By Michelle Jaffee; photos by Jackie Hart

Simon Ropicki was determined to come back to the Alachua County Brain Bee.
In the competition two years ago, as a 12-year-old competing against mostly high school students, he finished in third place. Last year, he came in second.
So as the spelling-bee-style contest of neuroscience facts rolled around this year, Simon, who’s interested in pursuing a medical field as a future career, started setting aside around 20 minutes each day to practice. Among other techniques, he used study materials offered by UF students who were organizing the event.

On Saturday, after a knockout round in the McKnight Brain Institute’s DeWeese Auditorium, Simon came out on top of a field of 10 competitors from eight schools across Florida, winning a $2,450 travel grant and registration fee to compete in the 2026 USA Brain Bee Championship in April at the University of California, Irvine.
“I started studying roughly around Thanksgiving break, and I read two books they provided twice and after that did a bunch of quiz questions, ones they provided and some I found online from other universities that hold the same style of competition,” said Simon, now a 14-year-old ninth-grader at Gainesville’s Eastside High School.
Varshitha Bojanapati of Florida Atlantic University High School came in second, and Michael Liu of P.K. Yonge Developmental Research School finished third.

Sponsored by the MBI and UF’s BRAIN Center and BREATHE Center, the Brain Bee tests knowledge about anatomy, neuroimaging, disease processes and more.
As part of the daylong event, all participants received new bike helmets to promote brain health and safety, and they also had a chance to pose questions about college life and admissions during a panel discussion led by five UF undergrads.
Ariana Burga, a UF doctoral student in psychology who served as Brain Bee Chair with the North Central Florida Society for Neuroscience, and Shreya Sreekanth, an undergraduate health sciences major who served as vice chair, led a team of student volunteers who organized the event and prepared over 100 test questions.

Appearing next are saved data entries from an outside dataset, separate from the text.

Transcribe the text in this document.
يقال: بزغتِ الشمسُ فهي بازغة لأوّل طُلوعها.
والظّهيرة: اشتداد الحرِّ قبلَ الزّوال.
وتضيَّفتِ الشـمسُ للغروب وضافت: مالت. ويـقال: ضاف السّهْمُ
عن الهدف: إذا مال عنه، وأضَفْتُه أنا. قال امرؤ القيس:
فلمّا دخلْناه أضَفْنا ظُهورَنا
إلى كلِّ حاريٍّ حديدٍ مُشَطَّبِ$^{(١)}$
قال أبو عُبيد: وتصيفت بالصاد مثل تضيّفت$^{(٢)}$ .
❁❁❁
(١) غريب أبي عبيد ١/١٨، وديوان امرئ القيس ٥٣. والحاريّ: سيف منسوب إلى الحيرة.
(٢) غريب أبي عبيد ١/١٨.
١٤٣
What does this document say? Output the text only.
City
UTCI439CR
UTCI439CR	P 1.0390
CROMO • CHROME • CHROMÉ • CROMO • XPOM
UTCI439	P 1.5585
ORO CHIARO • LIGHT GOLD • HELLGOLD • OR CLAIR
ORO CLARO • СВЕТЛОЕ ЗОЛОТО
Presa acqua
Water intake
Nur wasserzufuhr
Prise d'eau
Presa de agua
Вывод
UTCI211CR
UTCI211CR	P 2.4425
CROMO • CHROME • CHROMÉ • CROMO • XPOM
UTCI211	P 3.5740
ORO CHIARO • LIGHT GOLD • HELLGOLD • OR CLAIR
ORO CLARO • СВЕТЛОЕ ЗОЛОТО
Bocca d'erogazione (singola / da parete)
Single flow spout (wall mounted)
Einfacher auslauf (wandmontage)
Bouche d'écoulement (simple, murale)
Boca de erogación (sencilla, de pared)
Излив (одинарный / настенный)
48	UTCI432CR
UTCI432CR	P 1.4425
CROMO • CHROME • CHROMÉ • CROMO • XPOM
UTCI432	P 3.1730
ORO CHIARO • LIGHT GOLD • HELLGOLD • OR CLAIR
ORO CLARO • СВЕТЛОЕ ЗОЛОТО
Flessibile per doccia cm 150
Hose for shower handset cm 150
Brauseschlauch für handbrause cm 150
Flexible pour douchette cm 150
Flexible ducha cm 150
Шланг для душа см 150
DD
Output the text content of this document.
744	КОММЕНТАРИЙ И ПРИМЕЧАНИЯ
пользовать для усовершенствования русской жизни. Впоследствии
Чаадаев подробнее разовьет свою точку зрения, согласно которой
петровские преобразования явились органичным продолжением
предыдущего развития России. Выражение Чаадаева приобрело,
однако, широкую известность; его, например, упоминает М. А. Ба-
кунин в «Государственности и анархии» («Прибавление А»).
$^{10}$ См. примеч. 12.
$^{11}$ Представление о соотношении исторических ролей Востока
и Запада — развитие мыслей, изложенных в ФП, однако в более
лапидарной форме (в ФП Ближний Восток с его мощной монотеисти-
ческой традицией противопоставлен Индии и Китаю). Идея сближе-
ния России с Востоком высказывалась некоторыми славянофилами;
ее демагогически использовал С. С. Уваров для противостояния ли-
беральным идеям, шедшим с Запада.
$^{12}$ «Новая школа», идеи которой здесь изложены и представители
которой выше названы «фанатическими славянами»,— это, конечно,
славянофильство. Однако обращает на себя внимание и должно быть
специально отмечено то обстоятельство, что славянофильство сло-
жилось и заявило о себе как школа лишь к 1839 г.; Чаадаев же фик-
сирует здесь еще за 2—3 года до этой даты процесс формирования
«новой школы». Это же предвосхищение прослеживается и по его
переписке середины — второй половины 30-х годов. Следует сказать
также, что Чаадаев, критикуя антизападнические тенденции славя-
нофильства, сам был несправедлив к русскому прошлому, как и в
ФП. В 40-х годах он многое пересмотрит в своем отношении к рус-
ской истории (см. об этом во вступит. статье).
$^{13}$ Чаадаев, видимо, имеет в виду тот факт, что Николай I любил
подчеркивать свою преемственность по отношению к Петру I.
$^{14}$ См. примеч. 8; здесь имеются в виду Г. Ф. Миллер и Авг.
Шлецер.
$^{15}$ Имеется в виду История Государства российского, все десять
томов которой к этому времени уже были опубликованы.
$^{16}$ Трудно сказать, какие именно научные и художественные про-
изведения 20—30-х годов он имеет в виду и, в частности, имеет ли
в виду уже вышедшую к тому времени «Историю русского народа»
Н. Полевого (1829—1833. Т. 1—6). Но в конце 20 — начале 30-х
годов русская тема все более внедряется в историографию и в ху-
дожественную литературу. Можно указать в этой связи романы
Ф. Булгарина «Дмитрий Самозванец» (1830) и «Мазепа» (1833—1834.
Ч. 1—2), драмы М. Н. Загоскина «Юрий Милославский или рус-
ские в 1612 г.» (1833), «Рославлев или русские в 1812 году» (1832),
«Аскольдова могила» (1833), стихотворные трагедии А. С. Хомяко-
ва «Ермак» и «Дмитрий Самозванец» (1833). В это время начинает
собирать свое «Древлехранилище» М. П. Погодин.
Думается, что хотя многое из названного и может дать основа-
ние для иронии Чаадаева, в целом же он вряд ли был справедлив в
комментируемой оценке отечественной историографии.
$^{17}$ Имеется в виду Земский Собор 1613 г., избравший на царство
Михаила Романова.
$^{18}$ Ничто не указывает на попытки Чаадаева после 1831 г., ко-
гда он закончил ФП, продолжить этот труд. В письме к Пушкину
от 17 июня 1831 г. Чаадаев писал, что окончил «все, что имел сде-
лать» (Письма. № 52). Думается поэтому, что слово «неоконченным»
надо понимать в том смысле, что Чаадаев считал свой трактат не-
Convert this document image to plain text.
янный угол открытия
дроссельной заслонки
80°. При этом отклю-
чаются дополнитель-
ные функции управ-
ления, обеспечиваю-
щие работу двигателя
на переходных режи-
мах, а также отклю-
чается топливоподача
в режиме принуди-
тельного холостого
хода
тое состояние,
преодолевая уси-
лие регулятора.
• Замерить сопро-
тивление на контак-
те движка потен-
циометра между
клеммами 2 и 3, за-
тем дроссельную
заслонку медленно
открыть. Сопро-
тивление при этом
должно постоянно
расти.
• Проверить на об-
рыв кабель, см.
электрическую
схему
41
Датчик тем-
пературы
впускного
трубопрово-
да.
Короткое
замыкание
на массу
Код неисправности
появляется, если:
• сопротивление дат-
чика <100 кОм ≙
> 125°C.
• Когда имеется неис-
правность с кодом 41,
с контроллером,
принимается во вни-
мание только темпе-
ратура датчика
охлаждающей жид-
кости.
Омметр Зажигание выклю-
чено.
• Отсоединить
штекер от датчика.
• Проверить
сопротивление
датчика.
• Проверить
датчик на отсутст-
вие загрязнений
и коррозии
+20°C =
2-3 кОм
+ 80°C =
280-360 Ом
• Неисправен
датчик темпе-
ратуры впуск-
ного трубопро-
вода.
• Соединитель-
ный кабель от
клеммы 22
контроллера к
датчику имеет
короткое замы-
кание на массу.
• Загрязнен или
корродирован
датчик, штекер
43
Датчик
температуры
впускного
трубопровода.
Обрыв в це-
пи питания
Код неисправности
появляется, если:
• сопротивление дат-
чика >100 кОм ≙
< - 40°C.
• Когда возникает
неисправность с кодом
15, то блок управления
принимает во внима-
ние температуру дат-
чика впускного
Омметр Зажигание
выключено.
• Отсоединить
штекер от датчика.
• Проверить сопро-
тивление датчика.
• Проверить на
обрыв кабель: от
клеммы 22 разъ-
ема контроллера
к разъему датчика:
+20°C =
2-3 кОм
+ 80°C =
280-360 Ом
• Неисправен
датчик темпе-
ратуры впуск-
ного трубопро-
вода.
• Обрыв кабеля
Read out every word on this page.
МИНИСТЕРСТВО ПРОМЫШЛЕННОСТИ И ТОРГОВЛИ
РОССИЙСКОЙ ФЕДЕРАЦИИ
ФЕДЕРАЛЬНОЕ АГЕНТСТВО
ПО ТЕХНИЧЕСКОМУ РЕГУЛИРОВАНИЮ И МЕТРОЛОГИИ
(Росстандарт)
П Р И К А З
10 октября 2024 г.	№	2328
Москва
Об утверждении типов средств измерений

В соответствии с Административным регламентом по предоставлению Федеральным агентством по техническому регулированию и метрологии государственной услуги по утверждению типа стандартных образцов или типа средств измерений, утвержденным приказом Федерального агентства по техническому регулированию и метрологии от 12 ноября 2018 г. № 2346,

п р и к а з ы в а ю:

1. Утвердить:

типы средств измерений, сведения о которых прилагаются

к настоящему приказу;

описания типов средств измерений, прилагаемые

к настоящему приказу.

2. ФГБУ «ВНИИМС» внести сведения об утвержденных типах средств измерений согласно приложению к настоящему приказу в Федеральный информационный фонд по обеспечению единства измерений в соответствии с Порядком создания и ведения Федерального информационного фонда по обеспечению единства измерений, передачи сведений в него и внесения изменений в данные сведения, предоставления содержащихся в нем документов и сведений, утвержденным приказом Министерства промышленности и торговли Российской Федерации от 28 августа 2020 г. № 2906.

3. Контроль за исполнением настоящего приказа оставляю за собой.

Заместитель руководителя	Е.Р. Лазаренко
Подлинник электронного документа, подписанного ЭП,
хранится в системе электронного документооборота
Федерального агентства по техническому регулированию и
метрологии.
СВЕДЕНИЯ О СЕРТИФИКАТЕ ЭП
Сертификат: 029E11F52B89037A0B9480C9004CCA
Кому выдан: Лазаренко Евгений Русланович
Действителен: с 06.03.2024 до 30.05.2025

In the knockout round, participants wrote responses on dry-erase boards, holding them up game-show style for judges, with questions such as: “Which brain hemisphere is speech lateralized in?”
In some cases, students had to apply their knowledge of neuroscience to a clinical scenario to arrive at the correct answer.
The hope, said Burga, is for all participants to come away with new knowledge. “We want this to stick with them throughout many years to come,” Burga said.
With the world’s complex problems, Sreekanth said in closing remarks, “the world needs curious minds like yours to help solve them.”